Tuesday, December 30, 2008

No job cuts under new ground handling policy

New Delhi: It is a good news for about 8,000 airport staff handling jobs of baggage movement, other than taxiing, refuelling and cleaning of the aircraft. The civil aviation ministry will instruct new ground-handling service providers to absorb the existing staff while recruiting new set of people. The staff, working with various airlines, feared a job loss following the implementation of a new policy that barred private carriers to engage in the ground-handling due to security reasons.

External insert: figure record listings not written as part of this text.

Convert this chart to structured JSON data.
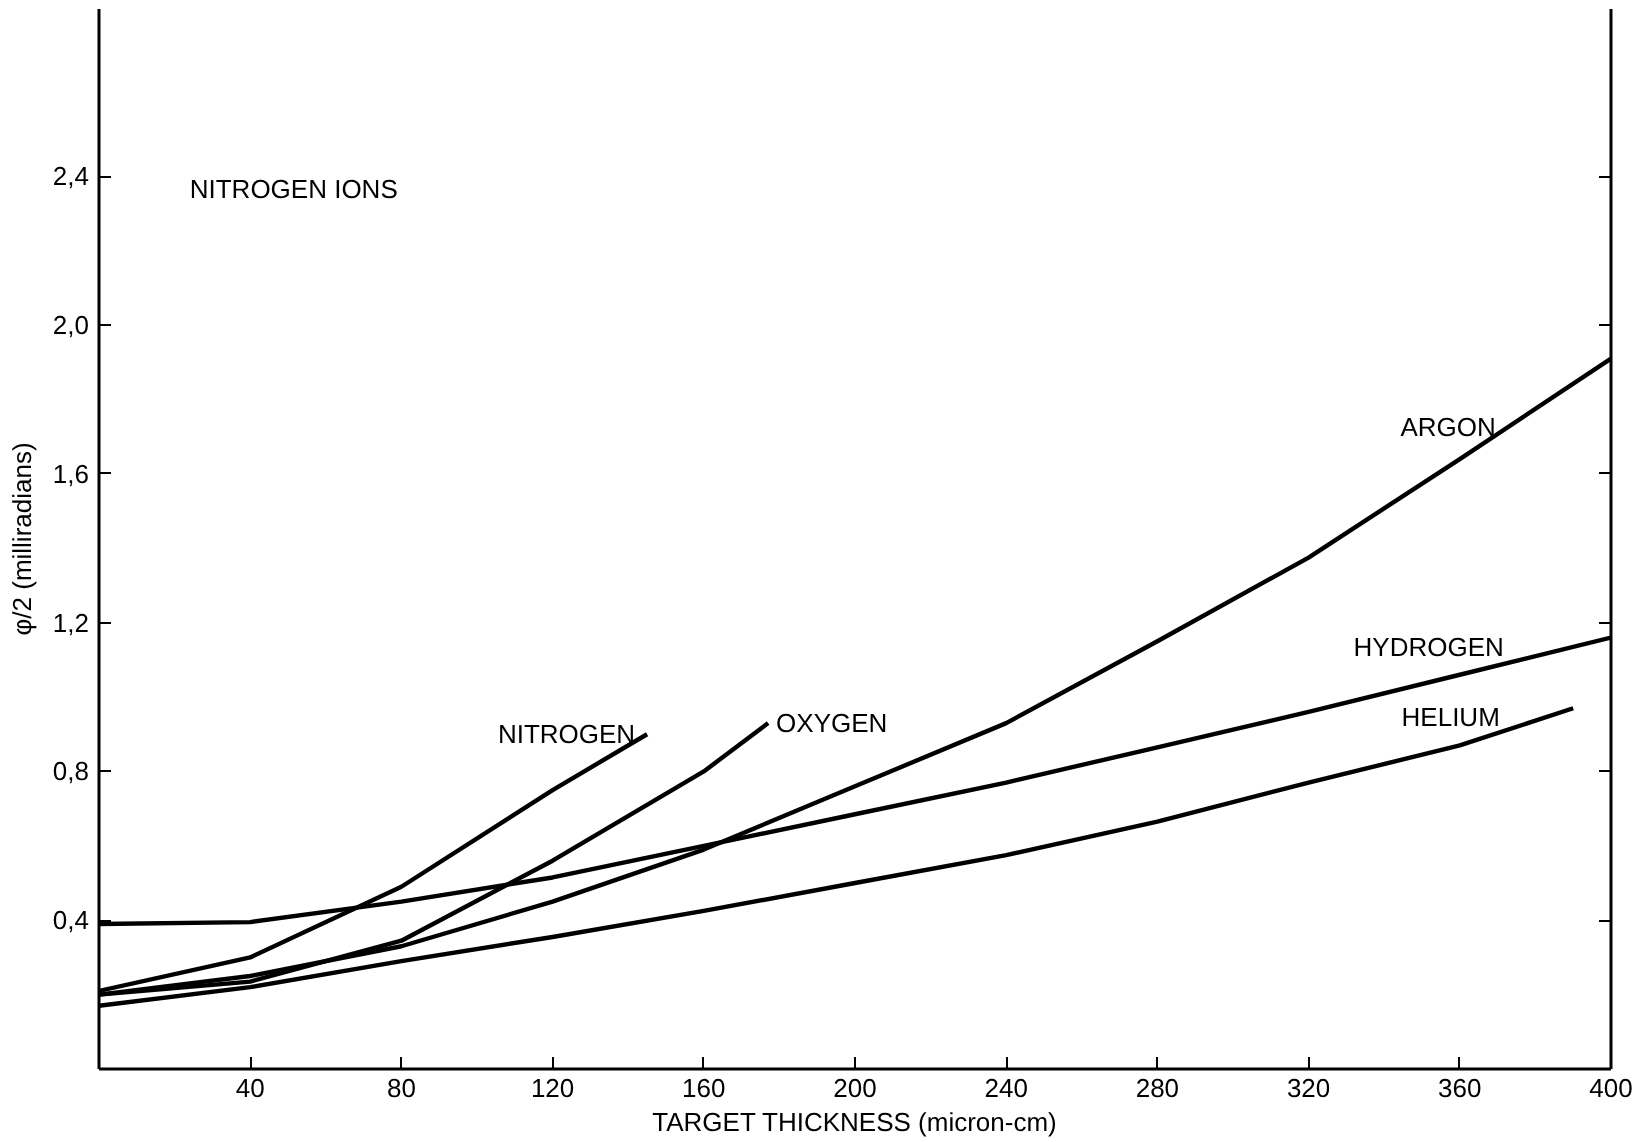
{
  "chart_data": {
    "type": "line",
    "title": "NITROGEN IONS",
    "xlabel": "TARGET THICKNESS (micron-cm)",
    "ylabel": "φ/2 (milliradians)",
    "xlim": [
      0,
      400
    ],
    "ylim": [
      0,
      2.85
    ],
    "xticks": [
      40,
      80,
      120,
      160,
      200,
      240,
      280,
      320,
      360,
      400
    ],
    "yticks": [
      {
        "value": 0.4,
        "label": "0,4"
      },
      {
        "value": 0.8,
        "label": "0,8"
      },
      {
        "value": 1.2,
        "label": "1,2"
      },
      {
        "value": 1.6,
        "label": "1,6"
      },
      {
        "value": 2.0,
        "label": "2,0"
      },
      {
        "value": 2.4,
        "label": "2,4"
      }
    ],
    "grid": false,
    "marker": "none",
    "line_style": "solid",
    "series": [
      {
        "name": "NITROGEN",
        "color": "#000000",
        "x": [
          0,
          40,
          80,
          120,
          145
        ],
        "values": [
          0.21,
          0.3,
          0.49,
          0.75,
          0.9
        ]
      },
      {
        "name": "OXYGEN",
        "color": "#000000",
        "x": [
          0,
          40,
          80,
          120,
          160,
          177
        ],
        "values": [
          0.2,
          0.235,
          0.345,
          0.56,
          0.8,
          0.93
        ]
      },
      {
        "name": "ARGON",
        "color": "#000000",
        "x": [
          0,
          40,
          80,
          120,
          160,
          200,
          240,
          280,
          320,
          360,
          400
        ],
        "values": [
          0.2,
          0.25,
          0.33,
          0.45,
          0.59,
          0.76,
          0.93,
          1.15,
          1.375,
          1.64,
          1.91
        ]
      },
      {
        "name": "HYDROGEN",
        "color": "#000000",
        "x": [
          0,
          40,
          80,
          120,
          160,
          200,
          240,
          280,
          320,
          360,
          400
        ],
        "values": [
          0.39,
          0.395,
          0.45,
          0.515,
          0.6,
          0.685,
          0.77,
          0.865,
          0.96,
          1.06,
          1.16
        ]
      },
      {
        "name": "HELIUM",
        "color": "#000000",
        "x": [
          0,
          40,
          80,
          120,
          160,
          200,
          240,
          280,
          320,
          360,
          390
        ],
        "values": [
          0.17,
          0.22,
          0.29,
          0.355,
          0.425,
          0.5,
          0.575,
          0.665,
          0.77,
          0.87,
          0.97
        ]
      }
    ]
  }
}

“We have discussed the issue of job loss with the airline sector. We will ensure that existing staff of private carriers would be absorbed by the three ground-handling operators, as proposed in the policy,” a senior official in the civil aviation ministry, who wished not to be named, said. Fearing that multiple agency undertaking ground-handling services may pose a security threat, the ministry of civil aviation framed a new ground-handling policy that bars private airlines such as Jet Airways, Kingfisher and IndiGo from this job. The proposed policy allows only three agencies in one airport — the national carrier Air India, the airport operator (such as Airports Authority of India, GMR and GVK), and one private agency selected through bidding.
The ministry is expecting that re-deployment of the ground-handling staff may see only 10% job cut. Meanwhile, the government has postponed the implementation of the new ground-handling policy. The new system will be in place after March, instead of the original schedule of January 2009. Association of airline companies, Federation of Indian Airlines (FIA), had said that policy could not be implemented immediately without retrenching about 8,000 staff.